Hacía horas que todo había acabado. Parzival montó su caballo y se situó junto a las brasas humeantes. A su espalda, el sol naciente despuntaba en el oriente. El mundo volvía a ser iluminado. Las pesadillas de la noche se disipaban, evanescentes, como el influjo de la luna y su magia. Como impulsado por aquella luz, Parzival avanzó pausadamente hacia el escenario. Contempló los despojos, pero apenas vio cuerpos. En algunas lumbres, no obstante, descubrió los restos medio calcinados de los cadáveres humanos. Miembros rígidos, cabezas de horror llenas de ampollas en las que la sonrisa de las quijadas aparecía ennegrecida entre pedazos de piel y cuencas oculares que habían estallado a causa del calor.

Parzival se inclinó, perturbado por lo que veía, y arrojó por la boca cuanto tenía en el estómago. El caballo se inquietó. El hedor a muerte nubló su mente. Estaba solo en medio de su Obra. Los guerreros habían acampado bien lejos, en el camino que llevaba a Osnabrugge, y sus secuaces cristianos habían rodeado el terrible escenario de la matanza.

Siguió vomitando, incapaz de contener las arcadas. Después se dejó caer del caballo y hundió sus manos en la hierba pisoteada y el fango. El rastro de los pesados caballos había revuelto la tierra. La sangre seca y el rocío del alba manchaba la hierba, podía verlo a medida que el sol elevaba su corona radiante por encima de él.

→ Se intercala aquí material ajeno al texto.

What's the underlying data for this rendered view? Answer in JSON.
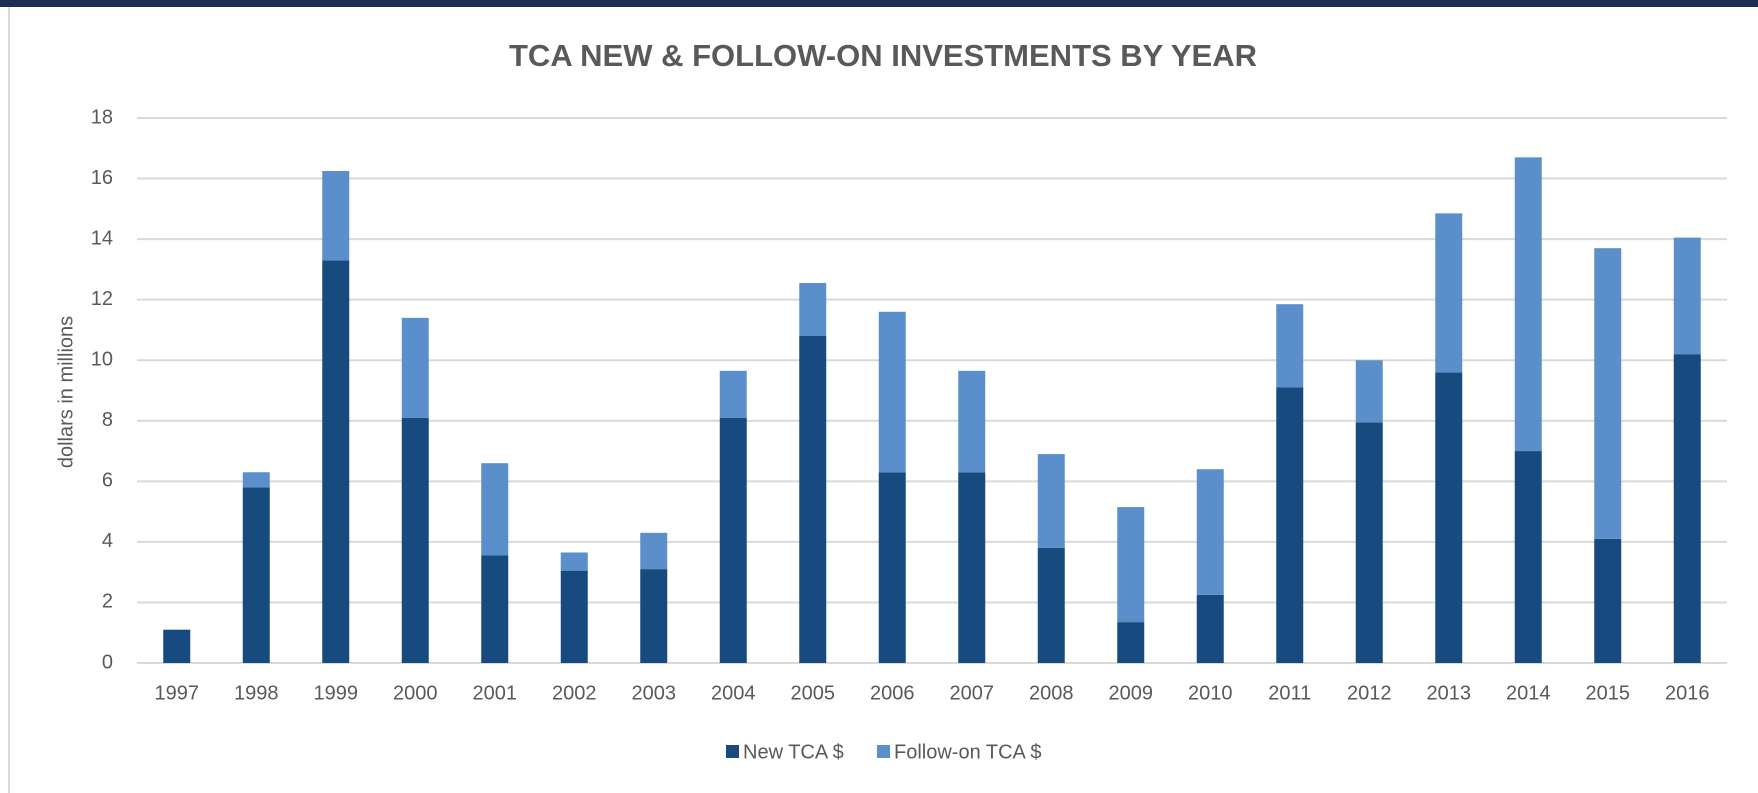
{
  "chart_data": {
    "type": "stacked_bar",
    "title": "TCA NEW & FOLLOW-ON INVESTMENTS BY YEAR",
    "y_label": "dollars  in millions",
    "categories": [
      "1997",
      "1998",
      "1999",
      "2000",
      "2001",
      "2002",
      "2003",
      "2004",
      "2005",
      "2006",
      "2007",
      "2008",
      "2009",
      "2010",
      "2011",
      "2012",
      "2013",
      "2014",
      "2015",
      "2016"
    ],
    "series": [
      {
        "name": "New TCA $",
        "color": "#174a7e",
        "values": [
          1.1,
          5.8,
          13.3,
          8.1,
          3.55,
          3.05,
          3.1,
          8.1,
          10.8,
          6.3,
          6.3,
          3.8,
          1.35,
          2.25,
          9.1,
          7.95,
          9.6,
          7.0,
          4.1,
          10.2
        ]
      },
      {
        "name": "Follow-on TCA $",
        "color": "#5b8fcb",
        "values": [
          0,
          0.5,
          2.95,
          3.3,
          3.05,
          0.6,
          1.2,
          1.55,
          1.75,
          5.3,
          3.35,
          3.1,
          3.8,
          4.15,
          2.75,
          2.05,
          5.25,
          9.7,
          9.6,
          3.85
        ]
      }
    ],
    "ylim": [
      0,
      18
    ],
    "yticks": [
      0,
      2,
      4,
      6,
      8,
      10,
      12,
      14,
      16,
      18
    ],
    "grid": true,
    "legend": "bottom"
  }
}
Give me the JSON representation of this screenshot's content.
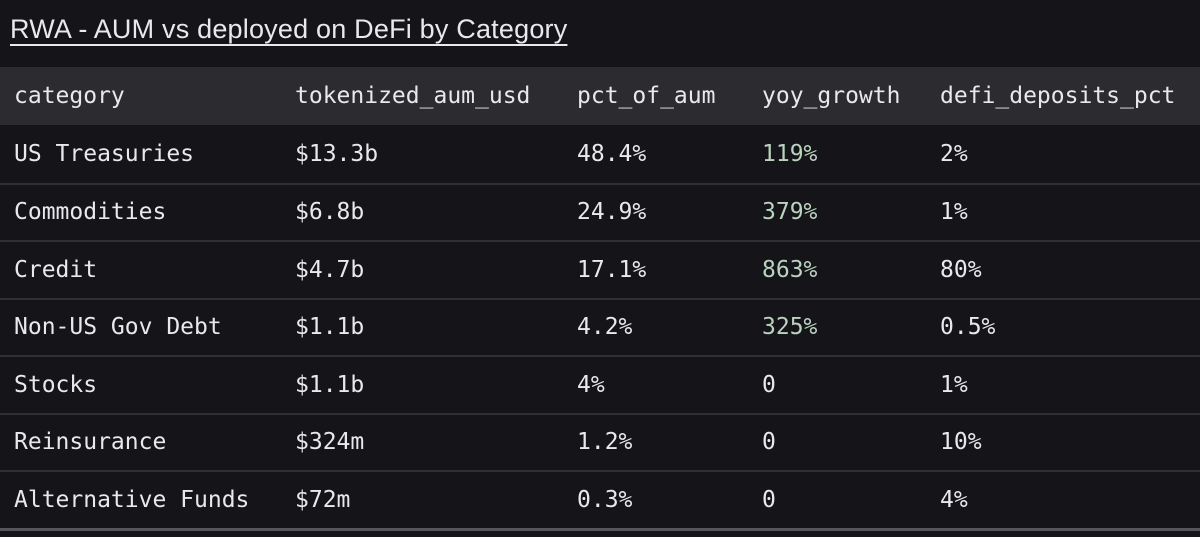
{
  "header": {
    "title": "RWA - AUM vs deployed on DeFi by Category"
  },
  "colors": {
    "bg": "#141419",
    "header_bg": "#2b2b30",
    "text": "#e9e9eb",
    "positive": "#bad3bf",
    "divider": "#2f2f36",
    "bottom_border": "#56565d"
  },
  "table": {
    "columns": [
      {
        "key": "category",
        "label": "category"
      },
      {
        "key": "tokenized_aum_usd",
        "label": "tokenized_aum_usd"
      },
      {
        "key": "pct_of_aum",
        "label": "pct_of_aum"
      },
      {
        "key": "yoy_growth",
        "label": "yoy_growth"
      },
      {
        "key": "defi_deposits_pct",
        "label": "defi_deposits_pct"
      }
    ],
    "rows": [
      {
        "category": "US Treasuries",
        "tokenized_aum_usd": "$13.3b",
        "pct_of_aum": "48.4%",
        "yoy_growth": "119%",
        "defi_deposits_pct": "2%",
        "yoy_growth_positive": true
      },
      {
        "category": "Commodities",
        "tokenized_aum_usd": "$6.8b",
        "pct_of_aum": "24.9%",
        "yoy_growth": "379%",
        "defi_deposits_pct": "1%",
        "yoy_growth_positive": true
      },
      {
        "category": "Credit",
        "tokenized_aum_usd": "$4.7b",
        "pct_of_aum": "17.1%",
        "yoy_growth": "863%",
        "defi_deposits_pct": "80%",
        "yoy_growth_positive": true
      },
      {
        "category": "Non-US Gov Debt",
        "tokenized_aum_usd": "$1.1b",
        "pct_of_aum": "4.2%",
        "yoy_growth": "325%",
        "defi_deposits_pct": "0.5%",
        "yoy_growth_positive": true
      },
      {
        "category": "Stocks",
        "tokenized_aum_usd": "$1.1b",
        "pct_of_aum": "4%",
        "yoy_growth": "0",
        "defi_deposits_pct": "1%",
        "yoy_growth_positive": false
      },
      {
        "category": "Reinsurance",
        "tokenized_aum_usd": "$324m",
        "pct_of_aum": "1.2%",
        "yoy_growth": "0",
        "defi_deposits_pct": "10%",
        "yoy_growth_positive": false
      },
      {
        "category": "Alternative Funds",
        "tokenized_aum_usd": "$72m",
        "pct_of_aum": "0.3%",
        "yoy_growth": "0",
        "defi_deposits_pct": "4%",
        "yoy_growth_positive": false
      }
    ]
  },
  "chart_data": {
    "type": "table",
    "title": "RWA - AUM vs deployed on DeFi by Category",
    "columns": [
      "category",
      "tokenized_aum_usd",
      "pct_of_aum",
      "yoy_growth",
      "defi_deposits_pct"
    ],
    "rows": [
      [
        "US Treasuries",
        "$13.3b",
        "48.4%",
        "119%",
        "2%"
      ],
      [
        "Commodities",
        "$6.8b",
        "24.9%",
        "379%",
        "1%"
      ],
      [
        "Credit",
        "$4.7b",
        "17.1%",
        "863%",
        "80%"
      ],
      [
        "Non-US Gov Debt",
        "$1.1b",
        "4.2%",
        "325%",
        "0.5%"
      ],
      [
        "Stocks",
        "$1.1b",
        "4%",
        "0",
        "1%"
      ],
      [
        "Reinsurance",
        "$324m",
        "1.2%",
        "0",
        "10%"
      ],
      [
        "Alternative Funds",
        "$72m",
        "0.3%",
        "0",
        "4%"
      ]
    ],
    "notes": "yoy_growth values greater than 0 are rendered in pale green; all other text is white on a near-black background"
  }
}
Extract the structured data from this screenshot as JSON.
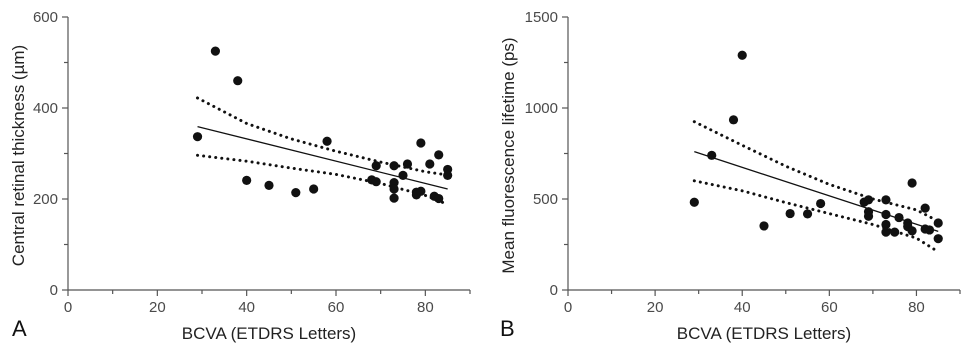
{
  "chart_data": [
    {
      "type": "scatter",
      "panel_label": "A",
      "title": "",
      "xlabel": "BCVA (ETDRS Letters)",
      "ylabel": "Central retinal thickness  (µm)",
      "xlim": [
        0,
        90
      ],
      "ylim": [
        0,
        600
      ],
      "xticks": [
        0,
        20,
        40,
        60,
        80
      ],
      "yticks": [
        0,
        200,
        400,
        600
      ],
      "grid": false,
      "points": [
        [
          29,
          337
        ],
        [
          33,
          525
        ],
        [
          38,
          460
        ],
        [
          40,
          241
        ],
        [
          45,
          230
        ],
        [
          51,
          214
        ],
        [
          55,
          222
        ],
        [
          58,
          327
        ],
        [
          68,
          242
        ],
        [
          69,
          238
        ],
        [
          69,
          273
        ],
        [
          73,
          273
        ],
        [
          73,
          236
        ],
        [
          73,
          222
        ],
        [
          73,
          202
        ],
        [
          75,
          252
        ],
        [
          76,
          277
        ],
        [
          78,
          215
        ],
        [
          78,
          209
        ],
        [
          79,
          217
        ],
        [
          79,
          323
        ],
        [
          81,
          277
        ],
        [
          82,
          206
        ],
        [
          83,
          297
        ],
        [
          83,
          201
        ],
        [
          85,
          265
        ],
        [
          85,
          252
        ]
      ],
      "fit_line": [
        [
          29,
          359
        ],
        [
          85,
          222
        ]
      ],
      "ci_lower": [
        [
          29,
          296
        ],
        [
          40,
          283
        ],
        [
          50,
          268
        ],
        [
          60,
          254
        ],
        [
          70,
          234
        ],
        [
          80,
          208
        ],
        [
          84,
          192
        ]
      ],
      "ci_upper": [
        [
          29,
          422
        ],
        [
          40,
          366
        ],
        [
          50,
          332
        ],
        [
          60,
          305
        ],
        [
          70,
          281
        ],
        [
          80,
          260
        ],
        [
          84,
          254
        ]
      ]
    },
    {
      "type": "scatter",
      "panel_label": "B",
      "title": "",
      "xlabel": "BCVA (ETDRS Letters)",
      "ylabel": "Mean fluorescence lifetime (ps)",
      "xlim": [
        0,
        90
      ],
      "ylim": [
        0,
        1500
      ],
      "xticks": [
        0,
        20,
        40,
        60,
        80
      ],
      "yticks": [
        0,
        500,
        1000,
        1500
      ],
      "grid": false,
      "points": [
        [
          29,
          482
        ],
        [
          33,
          740
        ],
        [
          38,
          935
        ],
        [
          40,
          1290
        ],
        [
          45,
          352
        ],
        [
          51,
          420
        ],
        [
          55,
          418
        ],
        [
          58,
          475
        ],
        [
          68,
          483
        ],
        [
          69,
          495
        ],
        [
          69,
          430
        ],
        [
          69,
          405
        ],
        [
          73,
          495
        ],
        [
          73,
          415
        ],
        [
          73,
          360
        ],
        [
          73,
          318
        ],
        [
          75,
          318
        ],
        [
          76,
          398
        ],
        [
          78,
          368
        ],
        [
          78,
          348
        ],
        [
          79,
          588
        ],
        [
          79,
          325
        ],
        [
          82,
          450
        ],
        [
          82,
          335
        ],
        [
          83,
          330
        ],
        [
          85,
          368
        ],
        [
          85,
          282
        ]
      ],
      "fit_line": [
        [
          29,
          760
        ],
        [
          85,
          322
        ]
      ],
      "ci_lower": [
        [
          29,
          600
        ],
        [
          40,
          545
        ],
        [
          50,
          480
        ],
        [
          60,
          420
        ],
        [
          70,
          360
        ],
        [
          80,
          285
        ],
        [
          84,
          225
        ]
      ],
      "ci_upper": [
        [
          29,
          925
        ],
        [
          40,
          795
        ],
        [
          50,
          680
        ],
        [
          60,
          580
        ],
        [
          70,
          500
        ],
        [
          80,
          440
        ],
        [
          84,
          390
        ]
      ]
    }
  ]
}
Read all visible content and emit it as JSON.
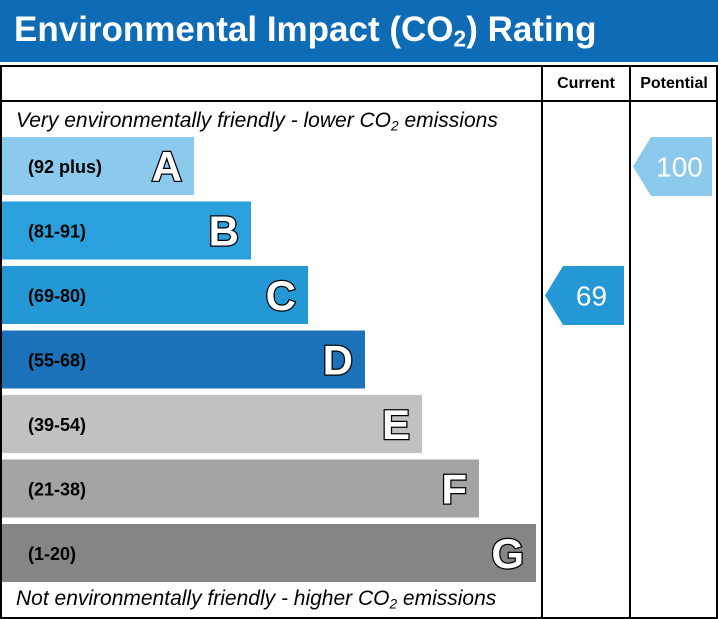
{
  "header": {
    "title_pre": "Environmental Impact (CO",
    "title_sub": "2",
    "title_post": ") Rating",
    "background": "#0d6cb5"
  },
  "columns": {
    "current": "Current",
    "potential": "Potential"
  },
  "notes": {
    "top_pre": "Very environmentally friendly - lower CO",
    "top_sub": "2",
    "top_post": " emissions",
    "bottom_pre": "Not environmentally friendly - higher CO",
    "bottom_sub": "2",
    "bottom_post": " emissions"
  },
  "chart_data": {
    "type": "bar",
    "categories": [
      "A",
      "B",
      "C",
      "D",
      "E",
      "F",
      "G"
    ],
    "bands": [
      {
        "letter": "A",
        "range": "(92 plus)",
        "min": 92,
        "max": 100,
        "color": "#8ccaed"
      },
      {
        "letter": "B",
        "range": "(81-91)",
        "min": 81,
        "max": 91,
        "color": "#2aa0dc"
      },
      {
        "letter": "C",
        "range": "(69-80)",
        "min": 69,
        "max": 80,
        "color": "#2398d5"
      },
      {
        "letter": "D",
        "range": "(55-68)",
        "min": 55,
        "max": 68,
        "color": "#1b72b8"
      },
      {
        "letter": "E",
        "range": "(39-54)",
        "min": 39,
        "max": 54,
        "color": "#c2c1bf"
      },
      {
        "letter": "F",
        "range": "(21-38)",
        "min": 21,
        "max": 38,
        "color": "#a3a4a6"
      },
      {
        "letter": "G",
        "range": "(1-20)",
        "min": 1,
        "max": 20,
        "color": "#858585"
      }
    ],
    "current": {
      "value": 69,
      "band": "C",
      "color": "#2398d5"
    },
    "potential": {
      "value": 100,
      "band": "A",
      "color": "#8ccaed"
    }
  }
}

Parzival se arrodilló y rezó por las almas de todos aquellos que habían sido liberados durante la noche.

Pater noster, qui es in caelis,

sanctificetur nomen tuum.

Adveniat regnum tuum.

Fiat voluntas tua, sicut in cáelo, et in térra.

Panem nostrum quotidianum da nobis hodie,

et dimitte nobis debita nostra

sicut et nos dimittimus debitoribus nostris.

Et ne nos inducas in tentatiónem, sed libera nos a malo.

Quia tuum est regnum, et potestas, et gloria in saecula.